The following variables are taken from the 5% samples of the 1980, 1990 and 2000 US Censuses, available at the IPUMS database (Ruggles et al. 2008).
Men aged between 25 and 64
Annual wage and salary income (INCWAGE)
Annual hours worked: weeks worked last year (WKSWORK1) × usual hours worked per week (UHRSWORK)
Hourly wages: annual earnings/annual hours worked
Education groups: (EDUCREC) coded into four categories: less than high school (codes 1–6), high school (code 7), 1–3 years of college (code 8) and 4 + years of college (code 9).

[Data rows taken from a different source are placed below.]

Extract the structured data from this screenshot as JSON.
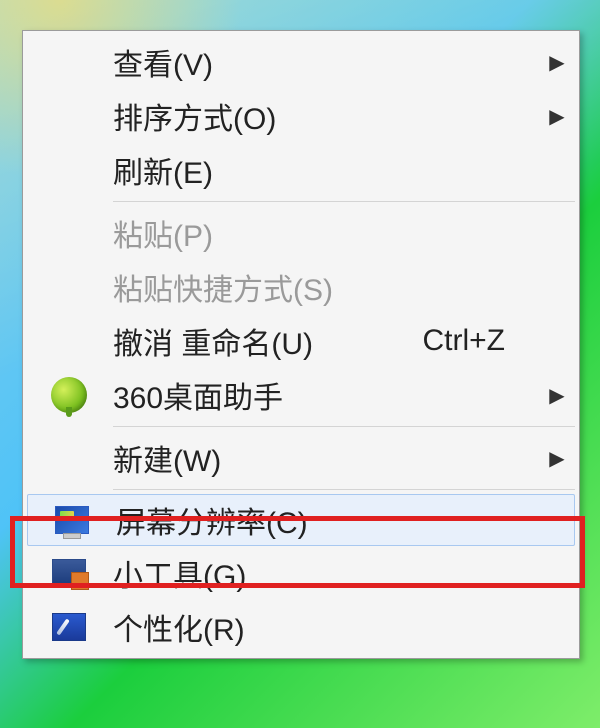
{
  "menu": {
    "items": [
      {
        "label": "查看(V)",
        "has_submenu": true
      },
      {
        "label": "排序方式(O)",
        "has_submenu": true
      },
      {
        "label": "刷新(E)"
      },
      {
        "sep": true
      },
      {
        "label": "粘贴(P)",
        "disabled": true
      },
      {
        "label": "粘贴快捷方式(S)",
        "disabled": true
      },
      {
        "label": "撤消 重命名(U)",
        "shortcut": "Ctrl+Z"
      },
      {
        "label": "360桌面助手",
        "icon": "360",
        "has_submenu": true
      },
      {
        "sep": true
      },
      {
        "label": "新建(W)",
        "has_submenu": true
      },
      {
        "sep": true
      },
      {
        "label": "屏幕分辨率(C)",
        "icon": "screen",
        "highlighted": true
      },
      {
        "label": "小工具(G)",
        "icon": "gadget"
      },
      {
        "label": "个性化(R)",
        "icon": "personalize"
      }
    ]
  },
  "arrow_glyph": "▶"
}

Years since migration: from year of immigration (YRIMMIG, which is in interval) and census year. Origin-group years since migration are the average of all immigrants from a given origin excluding the age/education group to which it is applied.
Migrant stock variables
Derived from birthplace (BPL) codes according to the following classification:
Mexico (200), Central America (210), Caribbean (250–260), South America (300), Scandinavia (400–405), UK and Ireland (410–44), Western Europe (420–429), Southern Europe (430–440), Central/Eastern Europe (450–459), Russian Empire (460–465), East Asia (500–509), Southeast Asia (510–519), India/Southwest Asia (520–524, 548), Middle East/Asia Minor (530–547, 549), Africa (600) and Australia and New Zealand (700). For each census, the origin-region immigrant stock is expressed as a percentage of the total US population.

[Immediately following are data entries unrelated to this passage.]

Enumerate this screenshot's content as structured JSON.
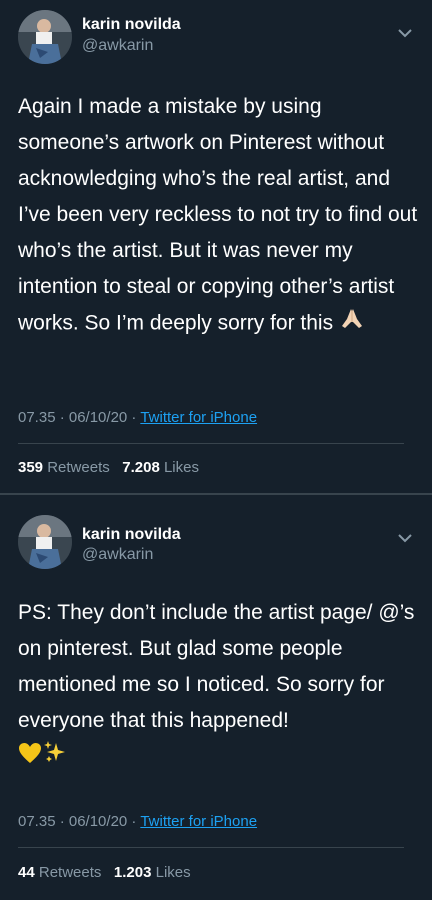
{
  "tweets": [
    {
      "name": "karin novilda",
      "handle": "@awkarin",
      "text": "Again I made a mistake by using someone’s artwork on Pinterest without acknowledging who’s the real artist, and I’ve been very reckless to not try to find out who’s the artist. But it was never my intention to steal or copying other’s artist works. So I’m deeply sorry for this",
      "emoji": "folded-hands",
      "time": "07.35 · 06/10/20 · ",
      "source": "Twitter for iPhone",
      "retweets_count": "359",
      "retweets_label": "Retweets",
      "likes_count": "7.208",
      "likes_label": "Likes"
    },
    {
      "name": "karin novilda",
      "handle": "@awkarin",
      "text": "PS: They don’t include the artist page/ @’s on pinterest. But glad some people mentioned me so I noticed. So sorry for everyone that this happened!",
      "emoji": "yellow-heart sparkles",
      "time": "07.35 · 06/10/20 · ",
      "source": "Twitter for iPhone",
      "retweets_count": "44",
      "retweets_label": "Retweets",
      "likes_count": "1.203",
      "likes_label": "Likes"
    }
  ],
  "colors": {
    "background": "#15202b",
    "secondary_text": "#8899a6",
    "link": "#1da1f2",
    "divider": "#38444d"
  }
}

The past stock variable is the average of these percentages in the 120 years before the date of observation, excluding the census years 1890 and 1930 for which the data were missing at the time the paper was drafted. To be precise, when looking at immigrant outcomes in the 1980 census, we use the past stock from the 1860–1970 censuses; when looking at immigrant outcomes in the 1990 census, we use the past stock from the 1870–1980 censuses; and when looking at immigrant outcomes in the 2000 census, we use the past stock from the 1880–1990 censuses. Because of the missing data for 1890 and 1930, we are averaging in each case across ten censuses conducted over a 120-year period.
We also explore various alternative measures of past immigrant stock for the time periods of 30, 70 and 120 years ago. Because this measure was unavailable in 1930 at the time the paper was drafted, the immigrant stock 70 years ago in 2000 is the average of the percentages in 1920 and 1940.
Ancestry is the first-mentioned ancestry (ANCESTR1), which contains a diverse range of origins that have been classified into the same groups as birthplace. We calculate the proportion aged 15 and over claiming ancestry from these origin regions, excluding the foreign-born and non-responses but including in the base those who claimed ancestry from North America.
Source country variables
GDP per capita: calculated from Maddison (2001), Appendix C, pp. 267–333. Origin region GDP per capita calculated from countries and regional residuals, weighted by population.
Education years: Average years of education for the population aged 15 years and over for 80 countries, weighted by country populations within each of the 16 regions. Data from Barro and Lee (2001), available from the website of the Center for International Development at Harvard University: http://www.cid.harvard.edu/
Inequality: Gini coefficient of household income for 80 countries, weighted by population in each of the 16 origin regions. These data were originally assembled by Deininger and Squire, and have now been augmented and made available at the website of the World Institute for Development Economics Research of the United Nations University (UNU-WIDER) at: http://www.wider.unu.edu/. The observations selected are (almost) exclusively those labelled as ‘high quality’, with adjustments according to whether the underlying data were for income/expenditure, for gross/net income or for individuals/ households. Census year observations are obtained from linear interpolation, where appropriate.
Distance from Chicago: Distances in km are calculated using a Java routine available on the website of John A. Byers at: http://www.chemical-ecology.net/java/lat-long.htm. Origin-region capitals are Mexico City, Panama City, Kingston (Jamaica), Brasilia, Stockholm, London, Paris, Rome, Berlin, Moscow, Beijing, Jakarta, Mumbai, Jerusalem, Johannesburg and Sydney. Distances from the nine US divisions (Tables 6 and 7) are measured from: Boston, New York, Chicago, Kansas City, Baltimore, Memphis, Houston, Denver and Los Angeles.
All data and code are available from the authors upon request.